Magnetodielectric effect of Bi6Fe2Ti3O18 film under an ultra-low magnetic field

TL;DR

This study demonstrates that Bi6Fe2Ti3O18 ferroelectric films exhibit a significant magnetodielectric response under ultra-low magnetic fields, with effects varying notably across different temperature ranges due to magnetic phase transitions.

Contribution

The paper reports the first observation of ultra-low magnetic field-induced magnetodielectric effects in Bi6Fe2Ti3O18 films, highlighting potential for low-cost magnetic field sensors.

Findings

Magnetodielectric response of 0.05 at T<55K

Maximum MD of -0.14 between 55K and 190K

Effect linked to magnetic phase transitions

Abstract

Good quality and fine grain Bi6Fe2Ti3O18 magnetic ferroelectric films with single-phase layered perovskite structure have been successfully prepared via metal organic decomposition (MOD) method.
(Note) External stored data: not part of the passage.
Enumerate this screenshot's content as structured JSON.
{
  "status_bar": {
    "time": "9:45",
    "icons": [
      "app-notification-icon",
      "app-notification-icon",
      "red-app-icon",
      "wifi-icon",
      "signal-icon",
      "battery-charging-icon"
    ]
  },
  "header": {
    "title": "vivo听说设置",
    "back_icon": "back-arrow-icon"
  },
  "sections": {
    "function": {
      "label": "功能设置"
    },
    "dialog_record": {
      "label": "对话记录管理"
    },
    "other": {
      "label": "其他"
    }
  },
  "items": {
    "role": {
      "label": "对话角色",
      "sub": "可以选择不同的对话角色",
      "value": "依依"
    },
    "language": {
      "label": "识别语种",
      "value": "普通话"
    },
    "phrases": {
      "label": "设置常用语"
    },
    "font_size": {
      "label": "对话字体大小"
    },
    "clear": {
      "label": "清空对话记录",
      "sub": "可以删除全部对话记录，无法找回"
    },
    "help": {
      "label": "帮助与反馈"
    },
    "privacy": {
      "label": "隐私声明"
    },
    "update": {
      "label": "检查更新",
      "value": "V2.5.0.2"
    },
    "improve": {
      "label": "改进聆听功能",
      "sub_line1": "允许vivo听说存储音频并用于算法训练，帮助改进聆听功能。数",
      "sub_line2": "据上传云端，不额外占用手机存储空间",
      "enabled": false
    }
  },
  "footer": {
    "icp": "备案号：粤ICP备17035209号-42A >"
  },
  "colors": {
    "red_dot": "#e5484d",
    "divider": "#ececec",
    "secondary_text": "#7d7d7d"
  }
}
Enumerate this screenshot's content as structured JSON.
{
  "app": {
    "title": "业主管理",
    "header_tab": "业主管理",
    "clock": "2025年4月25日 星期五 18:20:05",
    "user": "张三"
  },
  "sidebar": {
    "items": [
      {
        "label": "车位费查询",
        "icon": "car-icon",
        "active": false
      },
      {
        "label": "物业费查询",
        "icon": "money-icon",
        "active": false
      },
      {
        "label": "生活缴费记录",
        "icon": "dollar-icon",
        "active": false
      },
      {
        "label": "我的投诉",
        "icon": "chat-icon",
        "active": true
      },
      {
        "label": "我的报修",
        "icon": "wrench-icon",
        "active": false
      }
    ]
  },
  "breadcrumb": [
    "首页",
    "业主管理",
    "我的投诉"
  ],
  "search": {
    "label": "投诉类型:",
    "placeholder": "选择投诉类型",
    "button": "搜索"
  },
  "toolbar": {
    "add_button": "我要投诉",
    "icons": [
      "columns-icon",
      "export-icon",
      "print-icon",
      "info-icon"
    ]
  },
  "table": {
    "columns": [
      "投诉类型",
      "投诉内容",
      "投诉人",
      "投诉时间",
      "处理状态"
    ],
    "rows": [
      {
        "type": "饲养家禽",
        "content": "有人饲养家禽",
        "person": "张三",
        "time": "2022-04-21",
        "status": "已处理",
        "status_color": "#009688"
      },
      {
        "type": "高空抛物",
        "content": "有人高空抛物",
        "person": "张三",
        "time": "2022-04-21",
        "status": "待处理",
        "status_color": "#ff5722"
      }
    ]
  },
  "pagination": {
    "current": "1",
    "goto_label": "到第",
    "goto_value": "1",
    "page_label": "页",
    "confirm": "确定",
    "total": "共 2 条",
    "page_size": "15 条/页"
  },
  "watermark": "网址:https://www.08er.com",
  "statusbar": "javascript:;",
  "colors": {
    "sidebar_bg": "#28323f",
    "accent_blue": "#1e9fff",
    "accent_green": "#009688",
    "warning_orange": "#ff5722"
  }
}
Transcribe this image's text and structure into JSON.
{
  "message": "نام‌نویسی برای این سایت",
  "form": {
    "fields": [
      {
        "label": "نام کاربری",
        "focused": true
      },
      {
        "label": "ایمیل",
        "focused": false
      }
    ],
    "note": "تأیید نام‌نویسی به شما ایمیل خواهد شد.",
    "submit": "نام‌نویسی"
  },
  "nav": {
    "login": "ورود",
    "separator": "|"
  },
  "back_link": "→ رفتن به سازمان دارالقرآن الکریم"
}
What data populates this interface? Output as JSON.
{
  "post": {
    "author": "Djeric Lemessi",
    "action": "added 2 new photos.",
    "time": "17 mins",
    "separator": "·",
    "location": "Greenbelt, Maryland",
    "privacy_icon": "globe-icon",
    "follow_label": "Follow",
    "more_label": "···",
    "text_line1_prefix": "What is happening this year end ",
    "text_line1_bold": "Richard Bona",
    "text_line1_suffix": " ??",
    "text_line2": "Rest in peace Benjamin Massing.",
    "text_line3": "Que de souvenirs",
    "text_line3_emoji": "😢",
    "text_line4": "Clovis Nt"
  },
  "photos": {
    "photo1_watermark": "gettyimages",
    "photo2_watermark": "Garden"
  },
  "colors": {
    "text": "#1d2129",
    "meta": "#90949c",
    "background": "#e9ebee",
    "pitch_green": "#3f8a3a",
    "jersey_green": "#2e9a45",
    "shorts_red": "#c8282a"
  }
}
Results of low-temperature magnetocapacitance measurements reveal that an ultra-low magnetic field of 10 Oe can produce a nontrivial magnetodielectric (MD) response in zero-field-cooling condition, and the relative variation of dielectric constants in magnetic field is positive, i.e., MD=0.05, when T<55K, but negative with a maximum of MD=-0.14 when 55K<T<190K. The magnetodielectric effect appears a sign change at 55K, which is due to transition from antiferromagnetic to weak ferromagnetic; and vanishes abruptly around 190K, which is thought to be associated with order-disorder transition of iron ion at B site of perovskite structures. The ultra-low-field magnetodielectric behaviour of Bi6Fe2Ti3O18 film has been discussed in the light of quasi-two-dimension unique nature of local spin order in ferroelectric film. Our results allow expectation on low-cost applications of detectors and switches for extremely weak magnetic fields in a wide temperature range 55K-190K.